Security Considerations

• Input validation on all external data
• SQL injection prevention via parameterized queries
• XSS prevention via output encoding
• Authentication and authorization checks
• Rate limiting on API endpoints
• Secure password hashing (bcrypt/argon2)
• Environment variable management

Performance Considerations

• Lazy loading and code splitting
• Database query optimization
• Caching strategies
• Pagination for large datasets
• Async/concurrent processing
• Connection pooling

Generation Guidelines

Best Practices

1. DRY (Don't Repeat Yourself): Extract common patterns
2. KISS (Keep It Simple): Avoid over-engineering
3. YAGNI (You Aren't Gonna Need It): Don't add unnecessary features
4. Composition over Inheritance: Prefer composition patterns
5. Fail Fast: Validate early and explicitly
6. Explicit over Implicit: Clear, self-documenting code

Code Organization

Use existing tree structures by default.

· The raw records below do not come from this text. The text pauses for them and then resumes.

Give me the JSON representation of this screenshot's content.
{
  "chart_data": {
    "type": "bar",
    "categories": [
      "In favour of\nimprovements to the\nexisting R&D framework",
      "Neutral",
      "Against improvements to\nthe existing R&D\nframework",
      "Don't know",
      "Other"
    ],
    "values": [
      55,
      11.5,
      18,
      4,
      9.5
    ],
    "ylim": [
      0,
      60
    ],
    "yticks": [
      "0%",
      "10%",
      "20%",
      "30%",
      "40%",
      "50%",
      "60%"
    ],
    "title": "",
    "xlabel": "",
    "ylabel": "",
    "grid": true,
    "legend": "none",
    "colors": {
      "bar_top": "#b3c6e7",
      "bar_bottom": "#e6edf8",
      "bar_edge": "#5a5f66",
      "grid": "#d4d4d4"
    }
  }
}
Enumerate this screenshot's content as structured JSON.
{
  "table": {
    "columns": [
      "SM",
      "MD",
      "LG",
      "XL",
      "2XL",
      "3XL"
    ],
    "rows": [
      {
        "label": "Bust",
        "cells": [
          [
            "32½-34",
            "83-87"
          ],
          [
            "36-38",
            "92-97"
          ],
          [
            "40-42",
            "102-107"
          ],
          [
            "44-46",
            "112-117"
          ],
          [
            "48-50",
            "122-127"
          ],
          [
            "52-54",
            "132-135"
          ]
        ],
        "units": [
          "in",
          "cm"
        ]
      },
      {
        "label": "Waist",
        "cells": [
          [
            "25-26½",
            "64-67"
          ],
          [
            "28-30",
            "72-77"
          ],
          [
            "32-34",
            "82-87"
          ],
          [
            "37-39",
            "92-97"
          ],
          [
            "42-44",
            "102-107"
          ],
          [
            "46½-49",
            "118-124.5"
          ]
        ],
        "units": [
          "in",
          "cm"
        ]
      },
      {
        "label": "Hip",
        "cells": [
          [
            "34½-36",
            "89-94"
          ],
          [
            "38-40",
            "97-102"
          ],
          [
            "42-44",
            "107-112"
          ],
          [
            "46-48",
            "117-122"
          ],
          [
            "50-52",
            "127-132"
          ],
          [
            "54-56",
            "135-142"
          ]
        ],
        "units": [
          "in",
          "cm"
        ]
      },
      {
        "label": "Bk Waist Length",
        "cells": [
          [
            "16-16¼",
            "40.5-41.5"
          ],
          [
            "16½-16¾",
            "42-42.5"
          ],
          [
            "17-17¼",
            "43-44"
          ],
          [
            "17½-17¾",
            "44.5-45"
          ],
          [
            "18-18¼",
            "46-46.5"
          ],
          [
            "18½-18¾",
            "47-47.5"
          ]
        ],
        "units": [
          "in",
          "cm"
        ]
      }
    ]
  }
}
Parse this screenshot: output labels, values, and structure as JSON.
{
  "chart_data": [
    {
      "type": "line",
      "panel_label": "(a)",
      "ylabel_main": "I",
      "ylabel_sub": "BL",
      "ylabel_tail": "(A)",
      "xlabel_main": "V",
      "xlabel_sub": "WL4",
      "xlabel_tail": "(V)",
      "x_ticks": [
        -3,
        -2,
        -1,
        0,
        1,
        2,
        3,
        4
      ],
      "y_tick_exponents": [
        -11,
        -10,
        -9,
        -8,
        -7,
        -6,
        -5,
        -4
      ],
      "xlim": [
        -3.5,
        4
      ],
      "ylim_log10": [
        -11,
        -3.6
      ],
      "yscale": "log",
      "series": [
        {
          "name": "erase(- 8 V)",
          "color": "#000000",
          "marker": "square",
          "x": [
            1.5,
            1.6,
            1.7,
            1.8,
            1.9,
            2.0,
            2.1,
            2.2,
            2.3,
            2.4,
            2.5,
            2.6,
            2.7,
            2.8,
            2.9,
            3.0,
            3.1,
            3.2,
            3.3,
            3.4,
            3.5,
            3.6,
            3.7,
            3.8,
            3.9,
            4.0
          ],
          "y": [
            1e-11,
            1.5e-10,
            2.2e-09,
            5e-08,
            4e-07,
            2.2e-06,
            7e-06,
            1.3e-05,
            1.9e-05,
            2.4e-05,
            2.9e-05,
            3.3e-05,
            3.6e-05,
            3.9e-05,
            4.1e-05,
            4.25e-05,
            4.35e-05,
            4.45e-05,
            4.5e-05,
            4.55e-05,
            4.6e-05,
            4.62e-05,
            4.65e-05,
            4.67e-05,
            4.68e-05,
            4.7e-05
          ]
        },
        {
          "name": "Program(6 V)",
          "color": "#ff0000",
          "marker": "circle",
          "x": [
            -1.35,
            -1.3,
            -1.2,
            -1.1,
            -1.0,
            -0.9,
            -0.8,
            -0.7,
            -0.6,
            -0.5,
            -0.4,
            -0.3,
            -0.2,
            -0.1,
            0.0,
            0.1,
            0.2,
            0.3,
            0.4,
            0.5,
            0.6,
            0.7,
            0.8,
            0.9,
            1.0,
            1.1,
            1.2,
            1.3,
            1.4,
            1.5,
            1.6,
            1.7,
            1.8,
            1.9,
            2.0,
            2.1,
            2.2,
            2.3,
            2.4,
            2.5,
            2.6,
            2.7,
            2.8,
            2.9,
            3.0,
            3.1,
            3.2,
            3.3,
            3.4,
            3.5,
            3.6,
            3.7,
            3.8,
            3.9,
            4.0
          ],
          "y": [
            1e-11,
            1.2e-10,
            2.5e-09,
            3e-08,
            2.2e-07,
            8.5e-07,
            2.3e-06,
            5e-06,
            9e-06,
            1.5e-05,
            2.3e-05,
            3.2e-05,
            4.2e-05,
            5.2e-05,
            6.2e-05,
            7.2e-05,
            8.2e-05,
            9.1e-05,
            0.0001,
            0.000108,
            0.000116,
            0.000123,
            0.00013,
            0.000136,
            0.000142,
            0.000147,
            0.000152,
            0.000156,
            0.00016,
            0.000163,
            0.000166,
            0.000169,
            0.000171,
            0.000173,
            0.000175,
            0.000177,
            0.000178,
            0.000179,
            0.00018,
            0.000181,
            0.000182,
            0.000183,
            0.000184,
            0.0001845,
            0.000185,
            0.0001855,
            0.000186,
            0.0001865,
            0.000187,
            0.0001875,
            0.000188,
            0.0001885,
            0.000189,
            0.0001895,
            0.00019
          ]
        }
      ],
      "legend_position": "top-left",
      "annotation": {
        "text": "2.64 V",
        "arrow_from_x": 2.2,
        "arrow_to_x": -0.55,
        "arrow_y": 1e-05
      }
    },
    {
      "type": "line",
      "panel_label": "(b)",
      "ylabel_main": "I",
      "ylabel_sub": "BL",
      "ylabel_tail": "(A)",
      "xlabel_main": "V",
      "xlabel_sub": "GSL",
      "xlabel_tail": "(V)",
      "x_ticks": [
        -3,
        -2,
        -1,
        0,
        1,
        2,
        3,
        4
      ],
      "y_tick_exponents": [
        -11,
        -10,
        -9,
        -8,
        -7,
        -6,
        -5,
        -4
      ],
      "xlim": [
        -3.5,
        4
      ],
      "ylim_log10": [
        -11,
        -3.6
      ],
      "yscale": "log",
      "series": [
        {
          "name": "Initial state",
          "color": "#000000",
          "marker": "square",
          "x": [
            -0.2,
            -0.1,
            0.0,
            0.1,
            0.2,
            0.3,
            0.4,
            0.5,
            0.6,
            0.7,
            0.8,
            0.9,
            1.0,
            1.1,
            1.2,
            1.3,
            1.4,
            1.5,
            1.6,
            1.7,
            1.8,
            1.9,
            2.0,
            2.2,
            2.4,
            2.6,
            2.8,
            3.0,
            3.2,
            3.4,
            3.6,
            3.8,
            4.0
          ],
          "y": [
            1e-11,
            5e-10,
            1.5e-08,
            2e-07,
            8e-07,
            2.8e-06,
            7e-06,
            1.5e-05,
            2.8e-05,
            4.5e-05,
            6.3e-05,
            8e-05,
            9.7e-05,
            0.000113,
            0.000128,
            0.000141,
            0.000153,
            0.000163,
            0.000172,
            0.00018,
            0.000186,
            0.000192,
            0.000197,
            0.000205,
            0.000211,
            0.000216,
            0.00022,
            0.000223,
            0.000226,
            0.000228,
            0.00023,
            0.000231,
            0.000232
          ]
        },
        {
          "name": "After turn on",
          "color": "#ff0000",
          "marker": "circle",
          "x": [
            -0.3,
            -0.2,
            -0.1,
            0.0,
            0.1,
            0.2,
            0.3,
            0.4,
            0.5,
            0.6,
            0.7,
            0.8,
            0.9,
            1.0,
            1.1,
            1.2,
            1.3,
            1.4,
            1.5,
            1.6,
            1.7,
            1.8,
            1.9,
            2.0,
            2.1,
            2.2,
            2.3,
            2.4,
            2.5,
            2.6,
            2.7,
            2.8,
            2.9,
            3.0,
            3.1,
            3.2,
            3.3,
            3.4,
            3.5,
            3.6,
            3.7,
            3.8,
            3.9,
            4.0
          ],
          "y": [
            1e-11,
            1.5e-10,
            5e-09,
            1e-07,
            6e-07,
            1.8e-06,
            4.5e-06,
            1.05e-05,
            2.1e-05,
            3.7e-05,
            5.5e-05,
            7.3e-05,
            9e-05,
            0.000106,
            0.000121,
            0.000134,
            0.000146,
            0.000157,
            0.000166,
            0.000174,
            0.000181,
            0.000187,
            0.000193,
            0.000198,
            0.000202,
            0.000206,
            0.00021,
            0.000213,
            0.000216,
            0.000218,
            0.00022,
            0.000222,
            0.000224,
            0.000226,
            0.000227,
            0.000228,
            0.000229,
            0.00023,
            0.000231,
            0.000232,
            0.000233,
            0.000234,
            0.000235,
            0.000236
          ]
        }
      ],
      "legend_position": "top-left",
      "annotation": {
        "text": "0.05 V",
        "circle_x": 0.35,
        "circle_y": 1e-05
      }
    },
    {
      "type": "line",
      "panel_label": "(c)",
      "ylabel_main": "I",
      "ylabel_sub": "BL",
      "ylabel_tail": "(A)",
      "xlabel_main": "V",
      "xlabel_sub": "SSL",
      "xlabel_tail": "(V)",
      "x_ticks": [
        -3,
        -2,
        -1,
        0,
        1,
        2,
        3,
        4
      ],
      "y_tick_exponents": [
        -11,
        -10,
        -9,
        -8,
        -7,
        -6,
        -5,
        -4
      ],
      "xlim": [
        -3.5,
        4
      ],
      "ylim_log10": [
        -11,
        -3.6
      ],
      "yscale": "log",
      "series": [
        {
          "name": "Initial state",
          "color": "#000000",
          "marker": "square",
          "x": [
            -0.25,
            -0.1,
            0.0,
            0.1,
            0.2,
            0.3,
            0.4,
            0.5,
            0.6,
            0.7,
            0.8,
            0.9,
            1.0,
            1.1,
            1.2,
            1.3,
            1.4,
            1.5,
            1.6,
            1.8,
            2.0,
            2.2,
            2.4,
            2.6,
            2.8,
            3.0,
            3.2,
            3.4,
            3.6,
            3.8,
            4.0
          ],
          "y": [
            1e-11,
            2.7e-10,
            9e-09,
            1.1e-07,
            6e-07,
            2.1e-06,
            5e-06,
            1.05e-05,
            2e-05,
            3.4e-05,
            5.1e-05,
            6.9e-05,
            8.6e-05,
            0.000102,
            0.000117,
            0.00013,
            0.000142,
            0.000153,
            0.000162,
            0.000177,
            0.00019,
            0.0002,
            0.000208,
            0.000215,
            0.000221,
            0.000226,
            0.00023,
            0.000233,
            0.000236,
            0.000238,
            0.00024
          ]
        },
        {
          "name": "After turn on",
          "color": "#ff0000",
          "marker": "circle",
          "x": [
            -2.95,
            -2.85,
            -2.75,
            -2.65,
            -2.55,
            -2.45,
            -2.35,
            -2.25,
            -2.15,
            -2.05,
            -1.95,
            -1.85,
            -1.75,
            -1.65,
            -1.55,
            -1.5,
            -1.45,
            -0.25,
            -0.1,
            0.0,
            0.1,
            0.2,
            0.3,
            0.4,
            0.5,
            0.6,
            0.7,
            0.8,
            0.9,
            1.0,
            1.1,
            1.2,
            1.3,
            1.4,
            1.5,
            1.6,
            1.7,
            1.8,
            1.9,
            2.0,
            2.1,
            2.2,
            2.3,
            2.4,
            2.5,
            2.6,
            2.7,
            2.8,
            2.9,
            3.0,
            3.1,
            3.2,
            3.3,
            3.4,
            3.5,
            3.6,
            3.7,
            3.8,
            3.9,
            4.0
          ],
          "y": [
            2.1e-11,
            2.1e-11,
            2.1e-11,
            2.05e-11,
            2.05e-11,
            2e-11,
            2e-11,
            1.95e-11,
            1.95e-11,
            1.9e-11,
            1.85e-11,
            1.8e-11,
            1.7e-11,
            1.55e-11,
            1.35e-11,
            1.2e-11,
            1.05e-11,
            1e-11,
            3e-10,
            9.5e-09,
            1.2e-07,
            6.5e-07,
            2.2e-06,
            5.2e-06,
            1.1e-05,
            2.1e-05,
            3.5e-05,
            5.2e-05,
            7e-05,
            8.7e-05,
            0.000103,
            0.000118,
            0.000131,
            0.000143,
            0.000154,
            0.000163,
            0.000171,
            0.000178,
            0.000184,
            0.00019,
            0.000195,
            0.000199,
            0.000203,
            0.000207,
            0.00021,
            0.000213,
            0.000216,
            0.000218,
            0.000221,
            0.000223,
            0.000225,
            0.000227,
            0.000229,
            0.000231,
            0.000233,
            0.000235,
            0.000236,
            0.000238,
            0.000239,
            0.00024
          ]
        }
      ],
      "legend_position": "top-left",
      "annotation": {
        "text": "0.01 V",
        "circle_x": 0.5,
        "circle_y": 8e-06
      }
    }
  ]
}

Analyze them and, if you have suggested changes, please bring these suggestions up to the user in a non-blocking fashion.

src/
├── domain/          # Business logic
│   ├── entities/
│   ├── valueObjects/
│   └── services/
├── application/     # Use cases
│   ├── commands/
│   ├── queries/
│   └── events/
├── infrastructure/  # External concerns
│   ├── database/
│   ├── http/
│   └── messaging/
├── presentation/    # UI/API layer
│   ├── controllers/
│   ├── middleware/
│   └── validators/
└── shared/         # Cross-cutting concerns
    ├── errors/
    ├── utils/
    └── types/

Documentation Standards

/**
 * Creates a new user account with the provided details.
 *
 * @param input - User creation parameters
 * @param input.email - Unique email address
 * @param input.password - Password (min 8 chars)
 * @param input.name - Display name
 * @returns Newly created user
 * @throws {ValidationError} If input validation fails
 * @throws {DuplicateEmailError} If email already exists
 *
 * @example
 * const user = await createUser({
 *   email: 'user@example.com',
 *   password: 'secure123',
 *   name: 'John Doe'
 * });
 */
async function createUser(input: CreateUserInput): Promise<User> {
  // Implementation
}

Configuration Management

Environment-based Config

interface Config {
  database: DatabaseConfig;
  redis: RedisConfig;
  api: ApiConfig;
  features: FeatureFlags;
}

const loadConfig = (): Config => ({
  database: {
    host: process.env.DB_HOST || 'localhost',
    port: parseInt(process.env.DB_PORT || '5432'),
    name: process.env.DB_NAME || 'app',
    user: process.env.DB_USER || 'user',
    password: process.env.DB_PASSWORD || '',
    pool: {
      min: parseInt(process.env.DB_POOL_MIN || '2'),
      max: parseInt(process.env.DB_POOL_MAX || '10'),
    },
  },
  redis: {
    url: process.env.REDIS_URL || 'redis://localhost:6379',
  },
  api: {
    port: parseInt(process.env.PORT || '3000'),
    corsOrigins: process.env.CORS_ORIGINS?.split(',') || ['http://localhost:3000'],
  },
  features: {
    newFeature: process.env.FEATURE_NEW === 'true',
  },
});

const validateConfig = (config: Config): void => {
  const isProduction = () => process.env.NODE_ENV === 'production';
  if (!config.database.password && isProduction()) {
    throw new Error('Database password is required in production');
  }
};

const createConfigManager = (): Config => {
  const config = loadConfig();
  validateConfig(config);
  return config;
};

Continuous Improvement

Code Review Checklist

• Follows established patterns
• Includes comprehensive tests
• Has proper error handling
• Contains necessary documentation
• Passes linting and formatting
• Includes security considerations
• Optimized for performance
• Maintains backward compatibility

Refactoring Triggers

• Code duplication detected
• Complexity threshold exceeded
• Performance degradation observed
• Security vulnerability found
• New requirements conflict with design

Remember: Generate code that you would be proud to maintain. Every line should have a purpose, every function should be testable, and every module should be understandable.